Noise Free America’s Web site (www.noisefree.org) has a page dedicated to “I Like Noise” – unedited, often angry e-mails directed at the group. Some are reasonable in their arguments. Some are just profane.
One of the more rational e-mails is from Bob Wyman, a 49-year-old Colorado Springs, Colo., resident and motorcycle enthusiast. The efforts of groups such as Noise Free America are totally unrealistic, he said when contacted by the Democrat and Chronicle.
“We rely on things that make noise to survive,” said Wyman, who added that he hears highway and railroad noise from his home. “We live in a society full of noise.”
He also believes people have a right to make a little noise – as long as they are not intentionally torturing someone.
“I’m a firm believer in the Bill of Rights,” he said. “I have a bumper sticker that says, ‘Ignore your rights and they’ll go away.’”
His advice for anti-noise advocates is: “Get a life. Find something more constructive to do if you have the time to mess with that.”
Waasdorp questions whether the noise pollution issue is overblown.
“I don’t really see it as that big of a problem,” he said. “I think there are more important things for (police) to focus on.”
‘It ruins your life’
But there isn’t a higher priority for someone who says they are assaulted by noise.
“It ruins your life,” said Carol Brown, 60, who lives in the 19th Ward and has joined the Rochester Soundscape Society.

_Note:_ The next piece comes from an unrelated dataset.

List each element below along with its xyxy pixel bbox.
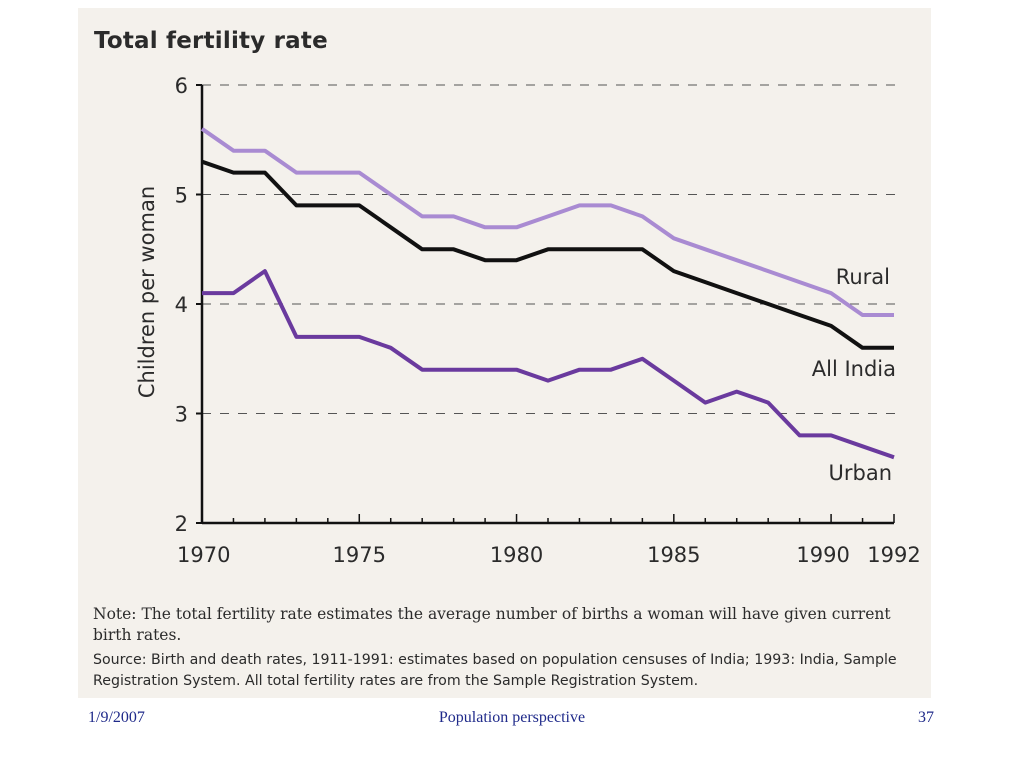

She said some of her neighbors began playing their music too loudly and that created a rotten situation for her. First of all, she felt uncomfortable asking them to turn down the music. Then, she felt sick to her stomach when she first called the police on them.
She didn’t want to go outside to work in her yard and she didn’t want to open her windows. She even started staying in a hotel when the music became unbearable for her.

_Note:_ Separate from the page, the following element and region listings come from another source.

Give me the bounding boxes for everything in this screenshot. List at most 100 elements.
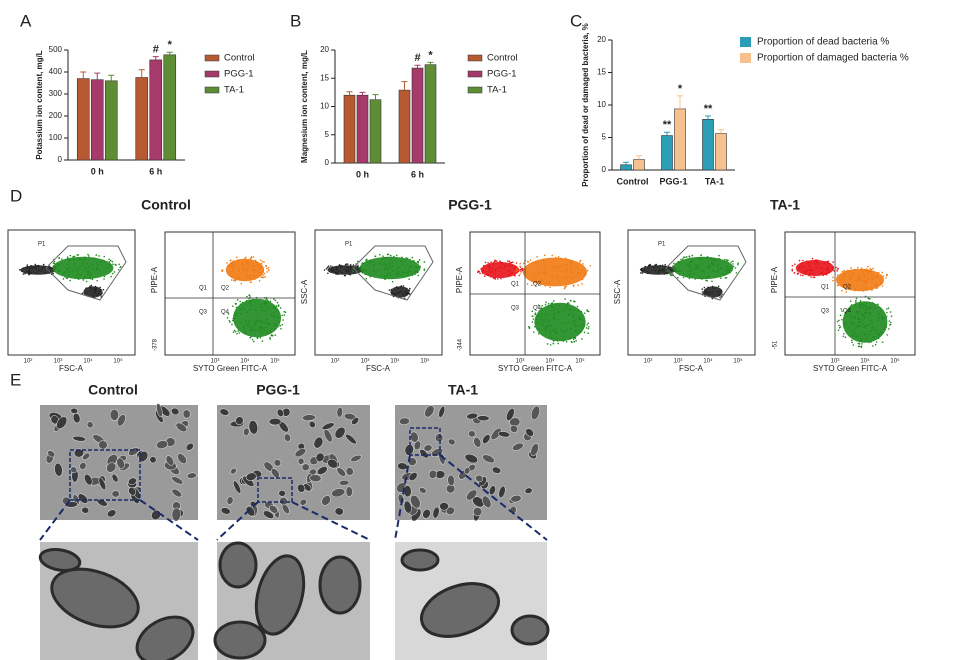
event-dot xyxy=(234,314,237,317)
event-dot xyxy=(282,319,284,321)
event-dot xyxy=(326,266,329,269)
event-dot xyxy=(853,268,856,271)
cell xyxy=(334,426,346,439)
event-dot xyxy=(678,273,681,276)
event-dot xyxy=(37,269,40,271)
event-dot xyxy=(565,278,568,280)
cell xyxy=(327,458,338,469)
event-dot xyxy=(877,337,880,340)
event-dot xyxy=(240,312,242,315)
event-dot xyxy=(226,265,229,267)
event-dot xyxy=(387,272,389,275)
cell xyxy=(438,405,446,418)
event-dot xyxy=(345,263,348,265)
event-dot xyxy=(397,270,399,272)
event-dot xyxy=(545,301,547,303)
event-dot xyxy=(828,272,830,274)
event-dot xyxy=(564,286,566,289)
cell xyxy=(84,473,93,486)
cell xyxy=(473,437,482,448)
error-bar xyxy=(401,81,408,91)
event-dot xyxy=(704,290,706,292)
cell xyxy=(70,466,78,474)
event-dot xyxy=(704,292,706,294)
x-tick-label: 6 h xyxy=(149,166,162,176)
event-dot xyxy=(566,328,569,331)
event-dot xyxy=(858,345,861,348)
plot-frame xyxy=(7,229,136,356)
error-bar xyxy=(152,56,159,60)
cell-zoom xyxy=(318,555,362,615)
event-dot xyxy=(843,273,846,276)
event-dot xyxy=(857,312,859,315)
event-dot xyxy=(101,292,103,295)
event-dot xyxy=(550,336,553,339)
event-dot xyxy=(366,260,369,263)
event-dot xyxy=(888,328,890,330)
event-dot xyxy=(242,265,244,267)
x-tick-label: 10⁴ xyxy=(545,358,555,365)
event-dot xyxy=(238,269,241,271)
event-dot xyxy=(34,263,37,266)
gate xyxy=(352,245,434,301)
event-dot xyxy=(500,266,502,268)
event-dot xyxy=(268,269,270,271)
event-dot xyxy=(411,256,414,259)
event-dot xyxy=(863,311,866,313)
cell xyxy=(482,454,495,464)
event-dot xyxy=(72,255,75,258)
event-dot xyxy=(546,343,549,345)
event-dot xyxy=(269,300,272,303)
event-dot xyxy=(335,266,337,268)
cell-zoom xyxy=(254,554,306,636)
event-dot xyxy=(57,270,60,273)
event-dot xyxy=(273,298,275,300)
event-dot xyxy=(649,263,652,266)
event-dot xyxy=(264,301,267,304)
event-dot xyxy=(239,300,241,303)
event-dot xyxy=(803,266,806,268)
event-dot xyxy=(859,321,861,324)
quadrant-label: Q1 xyxy=(199,286,208,292)
event-dot xyxy=(518,274,520,277)
event-dot xyxy=(98,290,100,292)
event-dot xyxy=(65,267,68,270)
event-dot xyxy=(727,272,729,274)
event-dot xyxy=(884,328,886,331)
event-dot xyxy=(839,314,842,317)
event-dot xyxy=(481,272,484,274)
event-dot xyxy=(553,316,555,318)
cell xyxy=(72,435,86,442)
event-dot xyxy=(266,267,268,270)
event-dot xyxy=(423,261,426,263)
event-dot xyxy=(28,273,30,276)
event-dot xyxy=(735,272,738,274)
x-axis-label: SYTO Green FITC-A xyxy=(813,364,888,373)
event-dot xyxy=(863,333,866,336)
event-dot xyxy=(865,306,868,309)
event-dot xyxy=(226,316,229,319)
cell xyxy=(531,405,540,420)
event-dot xyxy=(260,264,263,267)
event-dot xyxy=(719,290,722,292)
event-dot xyxy=(843,324,846,326)
event-dot xyxy=(859,303,862,306)
event-dot xyxy=(576,272,579,275)
event-dot xyxy=(388,289,391,291)
event-dot xyxy=(533,325,536,328)
cell xyxy=(109,408,119,421)
event-dot xyxy=(550,305,553,308)
event-dot xyxy=(687,274,690,276)
event-dot xyxy=(252,327,255,329)
event-dot xyxy=(231,270,233,273)
event-dot xyxy=(108,261,111,263)
event-dot xyxy=(387,253,390,256)
event-dot xyxy=(77,273,80,276)
event-dot xyxy=(271,334,274,337)
event-dot xyxy=(500,277,502,280)
group-title: PGG-1 xyxy=(448,197,492,213)
event-dot xyxy=(249,326,252,329)
event-dot xyxy=(544,273,546,276)
event-dot xyxy=(380,261,382,264)
zoom-line xyxy=(39,499,199,541)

“I’m paying a mortgage and own a piece of property,” said Brown, who added that the noise problem has gotten better. “I should be able to live happily. I don’t care what you play but don’t force it on me.”
Last year, Noise Free America awarded Rochester the group’s “Noisy Dozen” award for September, citing the city’s “dismal failure” to address the problem of loud car stereos. Following that distinction, Rochester changed its law last year to allow police to use depositions from residents to file noise complaints. Before, police couldn’t write citations unless they witnessed the violation.
But city officials dispute that noise is a rampant problem in Rochester.
“I don’t think we’re any noisier than any other city our size,” said Linda Kingsley, the city corporation counsel.
Rochester’s noise law, which is eight pages long, is tough, she said. The law bars excessive noise, which is defined as: “Any sound which endangers or injures the safety or health of humans or animals or annoys or disturbs a reasonable person of normal sensitivity or endangers or injures personal or real property.”
A first offense carries a fine of $100. A second and third offense result in fines of $200 and $300, respectively.
Police are trying to deal with noise pollution, Garcia said.
“While our officers will do everything within their power to enforce such ordinances, Mr. Kaufmann and the rest of our community need to understand that they are busy taking very violent criminals off our streets on a daily basis, as was the case this week with the arrest of some very violent gang members,” he said.
But Rochester police don’t take noise crimes seriously, Kaufmann said. City police issued 609 noise citations last year, he said. In the first 10 months of 2003, police issued 715 noise citations – a figure he considers unimpressive, considering there are about 700 officers and a city population of 219,000.
“Statistically, it looks like tokenism,” he said, adding that he would like to see each officer write one noise citation a day. “People know they can assault neighborhoods with sound-generating devices and the chances of getting caught are just 1 in 100,000.”